Desde 1940, quando a expectativa era de 45,5 anos de vida do brasileiro, o número vinha aumentando a cada ano com os avanços da medicina redução da mortalidade infantil.
Em novembro, a expectativa de vida do brasileiro era de 76,6. “Historicamente, a cada três anos, nós ganhamos um ano de expectativa de vida ao nascer. Agora, vamos perder em um ano o que levamos seis anos para conseguir. Ou seja, não só vamos deixar de avançar como vamos também retroceder", afirma o economista Marcelo Neri, diretor da FGV [Fundação Getúlio Vargas] Social.

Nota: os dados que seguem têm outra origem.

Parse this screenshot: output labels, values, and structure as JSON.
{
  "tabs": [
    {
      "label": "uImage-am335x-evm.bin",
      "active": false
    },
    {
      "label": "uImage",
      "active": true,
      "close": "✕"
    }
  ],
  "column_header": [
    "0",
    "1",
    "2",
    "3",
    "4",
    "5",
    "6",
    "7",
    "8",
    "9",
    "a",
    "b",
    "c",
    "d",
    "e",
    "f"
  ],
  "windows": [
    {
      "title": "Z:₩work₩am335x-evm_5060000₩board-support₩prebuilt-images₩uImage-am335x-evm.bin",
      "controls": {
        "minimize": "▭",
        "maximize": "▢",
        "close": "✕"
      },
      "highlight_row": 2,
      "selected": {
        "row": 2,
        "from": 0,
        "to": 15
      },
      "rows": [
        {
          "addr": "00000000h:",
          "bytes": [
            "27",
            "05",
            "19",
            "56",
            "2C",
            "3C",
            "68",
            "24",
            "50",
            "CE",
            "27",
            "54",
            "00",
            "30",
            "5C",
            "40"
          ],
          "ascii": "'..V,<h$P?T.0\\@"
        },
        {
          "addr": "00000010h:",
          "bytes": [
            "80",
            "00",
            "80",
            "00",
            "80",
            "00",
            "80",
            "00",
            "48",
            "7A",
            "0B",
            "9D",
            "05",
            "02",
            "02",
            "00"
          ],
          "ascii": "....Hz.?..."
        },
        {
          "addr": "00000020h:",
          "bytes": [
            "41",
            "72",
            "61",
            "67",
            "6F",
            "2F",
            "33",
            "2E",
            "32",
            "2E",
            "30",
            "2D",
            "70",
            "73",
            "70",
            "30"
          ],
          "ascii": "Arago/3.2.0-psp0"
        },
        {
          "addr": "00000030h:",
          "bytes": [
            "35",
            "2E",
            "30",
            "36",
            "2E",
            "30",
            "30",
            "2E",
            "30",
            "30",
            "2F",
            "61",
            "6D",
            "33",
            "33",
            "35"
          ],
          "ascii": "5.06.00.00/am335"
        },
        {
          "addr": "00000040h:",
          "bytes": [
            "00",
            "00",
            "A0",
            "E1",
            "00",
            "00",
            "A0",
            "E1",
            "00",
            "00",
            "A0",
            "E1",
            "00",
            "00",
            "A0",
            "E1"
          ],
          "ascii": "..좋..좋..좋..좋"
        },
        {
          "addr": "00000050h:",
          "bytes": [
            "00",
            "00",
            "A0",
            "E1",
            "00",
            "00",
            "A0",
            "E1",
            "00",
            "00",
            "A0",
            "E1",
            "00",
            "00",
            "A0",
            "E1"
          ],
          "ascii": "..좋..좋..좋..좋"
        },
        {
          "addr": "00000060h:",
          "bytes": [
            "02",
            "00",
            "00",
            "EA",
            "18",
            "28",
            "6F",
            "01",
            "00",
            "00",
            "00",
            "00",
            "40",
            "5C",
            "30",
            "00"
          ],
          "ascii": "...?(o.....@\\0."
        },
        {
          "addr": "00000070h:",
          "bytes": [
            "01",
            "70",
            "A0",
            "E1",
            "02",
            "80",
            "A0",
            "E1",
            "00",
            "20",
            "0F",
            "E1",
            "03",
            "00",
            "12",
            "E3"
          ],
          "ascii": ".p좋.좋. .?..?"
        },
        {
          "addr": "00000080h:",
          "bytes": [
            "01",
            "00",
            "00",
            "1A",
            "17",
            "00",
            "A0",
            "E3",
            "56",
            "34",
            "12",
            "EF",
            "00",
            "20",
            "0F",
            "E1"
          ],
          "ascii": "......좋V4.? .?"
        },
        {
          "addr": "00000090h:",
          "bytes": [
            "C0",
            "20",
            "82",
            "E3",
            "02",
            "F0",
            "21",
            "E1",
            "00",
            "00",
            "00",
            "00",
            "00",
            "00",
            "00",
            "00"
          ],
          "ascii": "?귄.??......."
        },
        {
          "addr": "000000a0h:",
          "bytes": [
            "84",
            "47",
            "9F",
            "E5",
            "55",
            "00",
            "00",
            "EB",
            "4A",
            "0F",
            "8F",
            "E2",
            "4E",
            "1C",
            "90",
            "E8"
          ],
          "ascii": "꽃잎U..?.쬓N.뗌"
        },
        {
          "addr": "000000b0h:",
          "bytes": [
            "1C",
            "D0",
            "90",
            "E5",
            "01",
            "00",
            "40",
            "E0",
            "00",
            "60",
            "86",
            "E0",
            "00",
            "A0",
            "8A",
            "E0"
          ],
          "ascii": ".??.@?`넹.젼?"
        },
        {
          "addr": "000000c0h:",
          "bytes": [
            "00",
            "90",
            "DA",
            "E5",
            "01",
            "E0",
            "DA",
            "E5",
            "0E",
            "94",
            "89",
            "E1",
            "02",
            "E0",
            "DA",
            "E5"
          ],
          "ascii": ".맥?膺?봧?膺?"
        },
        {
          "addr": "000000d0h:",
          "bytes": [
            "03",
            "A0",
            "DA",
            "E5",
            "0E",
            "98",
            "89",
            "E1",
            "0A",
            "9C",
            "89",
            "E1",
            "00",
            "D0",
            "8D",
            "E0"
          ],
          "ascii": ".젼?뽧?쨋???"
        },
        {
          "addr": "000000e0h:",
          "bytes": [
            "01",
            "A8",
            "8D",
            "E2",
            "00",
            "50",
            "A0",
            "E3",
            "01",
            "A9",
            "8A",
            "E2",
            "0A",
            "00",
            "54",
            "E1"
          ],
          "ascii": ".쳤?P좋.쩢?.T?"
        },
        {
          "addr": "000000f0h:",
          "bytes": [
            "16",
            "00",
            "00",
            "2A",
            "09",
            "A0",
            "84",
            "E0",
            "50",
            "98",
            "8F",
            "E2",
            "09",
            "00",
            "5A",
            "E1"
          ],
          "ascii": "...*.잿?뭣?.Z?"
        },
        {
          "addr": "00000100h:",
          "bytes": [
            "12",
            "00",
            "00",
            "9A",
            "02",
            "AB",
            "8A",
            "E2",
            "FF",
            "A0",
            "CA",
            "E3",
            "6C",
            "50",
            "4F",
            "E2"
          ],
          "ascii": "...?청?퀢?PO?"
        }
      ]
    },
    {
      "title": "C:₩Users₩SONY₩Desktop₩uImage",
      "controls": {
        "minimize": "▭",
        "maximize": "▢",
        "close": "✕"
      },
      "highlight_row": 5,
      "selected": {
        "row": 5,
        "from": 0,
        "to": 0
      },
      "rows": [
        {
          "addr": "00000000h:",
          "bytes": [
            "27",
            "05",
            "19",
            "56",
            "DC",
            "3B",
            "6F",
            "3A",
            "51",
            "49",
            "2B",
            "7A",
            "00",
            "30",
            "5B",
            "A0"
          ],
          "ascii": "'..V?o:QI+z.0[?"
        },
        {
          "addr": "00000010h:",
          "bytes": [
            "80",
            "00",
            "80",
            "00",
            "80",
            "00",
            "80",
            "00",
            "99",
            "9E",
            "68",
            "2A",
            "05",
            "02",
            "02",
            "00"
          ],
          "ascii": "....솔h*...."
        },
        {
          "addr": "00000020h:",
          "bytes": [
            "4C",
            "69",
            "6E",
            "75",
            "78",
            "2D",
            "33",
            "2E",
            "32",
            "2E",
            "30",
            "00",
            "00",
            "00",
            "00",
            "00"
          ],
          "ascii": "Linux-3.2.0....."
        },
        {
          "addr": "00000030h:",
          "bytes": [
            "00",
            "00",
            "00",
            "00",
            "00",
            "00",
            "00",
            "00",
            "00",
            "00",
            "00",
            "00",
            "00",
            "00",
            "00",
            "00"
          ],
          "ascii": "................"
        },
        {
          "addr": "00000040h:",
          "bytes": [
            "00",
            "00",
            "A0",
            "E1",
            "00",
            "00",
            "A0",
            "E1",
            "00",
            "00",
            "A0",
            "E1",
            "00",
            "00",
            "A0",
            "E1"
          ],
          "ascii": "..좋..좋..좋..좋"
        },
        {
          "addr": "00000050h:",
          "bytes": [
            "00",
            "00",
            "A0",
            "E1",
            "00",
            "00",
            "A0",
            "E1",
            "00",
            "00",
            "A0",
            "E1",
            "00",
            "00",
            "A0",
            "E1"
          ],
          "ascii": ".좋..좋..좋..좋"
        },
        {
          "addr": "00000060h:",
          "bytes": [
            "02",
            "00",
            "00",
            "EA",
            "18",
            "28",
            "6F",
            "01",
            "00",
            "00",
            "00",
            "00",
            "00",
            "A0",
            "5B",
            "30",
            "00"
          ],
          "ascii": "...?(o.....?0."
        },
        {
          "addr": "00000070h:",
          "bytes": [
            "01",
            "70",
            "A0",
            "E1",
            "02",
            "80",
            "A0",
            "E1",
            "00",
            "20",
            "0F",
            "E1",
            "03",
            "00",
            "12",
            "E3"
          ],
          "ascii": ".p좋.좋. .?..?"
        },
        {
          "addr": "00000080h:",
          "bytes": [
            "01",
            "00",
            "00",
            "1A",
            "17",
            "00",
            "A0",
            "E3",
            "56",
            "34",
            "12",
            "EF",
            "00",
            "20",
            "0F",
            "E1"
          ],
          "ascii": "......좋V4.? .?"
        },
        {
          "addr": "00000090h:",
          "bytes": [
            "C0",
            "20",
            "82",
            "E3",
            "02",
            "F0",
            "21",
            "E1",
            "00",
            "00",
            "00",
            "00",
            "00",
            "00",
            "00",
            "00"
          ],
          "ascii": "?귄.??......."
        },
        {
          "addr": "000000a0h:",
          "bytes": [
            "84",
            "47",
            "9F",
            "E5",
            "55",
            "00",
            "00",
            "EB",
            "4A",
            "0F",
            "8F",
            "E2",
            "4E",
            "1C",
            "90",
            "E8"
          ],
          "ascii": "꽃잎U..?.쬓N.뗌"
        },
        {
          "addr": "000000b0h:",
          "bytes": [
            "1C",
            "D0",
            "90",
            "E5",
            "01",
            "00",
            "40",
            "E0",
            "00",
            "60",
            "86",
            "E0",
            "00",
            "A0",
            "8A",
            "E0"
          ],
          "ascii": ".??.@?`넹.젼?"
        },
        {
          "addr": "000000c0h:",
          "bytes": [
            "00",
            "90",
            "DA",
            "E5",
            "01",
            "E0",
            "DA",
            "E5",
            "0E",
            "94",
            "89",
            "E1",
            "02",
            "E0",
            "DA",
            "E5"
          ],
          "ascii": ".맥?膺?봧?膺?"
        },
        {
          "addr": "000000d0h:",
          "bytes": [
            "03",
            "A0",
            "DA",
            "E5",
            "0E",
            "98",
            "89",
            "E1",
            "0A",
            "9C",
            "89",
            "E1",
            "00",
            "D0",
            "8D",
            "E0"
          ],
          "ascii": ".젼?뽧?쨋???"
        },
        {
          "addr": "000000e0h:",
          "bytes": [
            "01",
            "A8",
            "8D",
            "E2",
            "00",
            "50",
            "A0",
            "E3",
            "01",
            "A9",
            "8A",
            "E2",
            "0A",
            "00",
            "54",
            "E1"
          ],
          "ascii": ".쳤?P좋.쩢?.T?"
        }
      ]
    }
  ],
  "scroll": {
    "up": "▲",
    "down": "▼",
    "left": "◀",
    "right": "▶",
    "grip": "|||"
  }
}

“O número de mortos [pela Covid-19] foi tão grande, foi uma quantidade tão desproporcional, que acabou tendo todo esse impacto na expectativa de vida. Este número, 190 mil [mortos], equivale a quatro vezes as taxas anuais de homicídios no Brasil; por isso tem esse efeito demográfico gigantesco.”, explica.
Durante a pandemia, outro ponto de retrocesso foi a desigualdade educacional, aumentando a distância entre os mais pobres e os de classe média e rica, devido ao ensino à distância.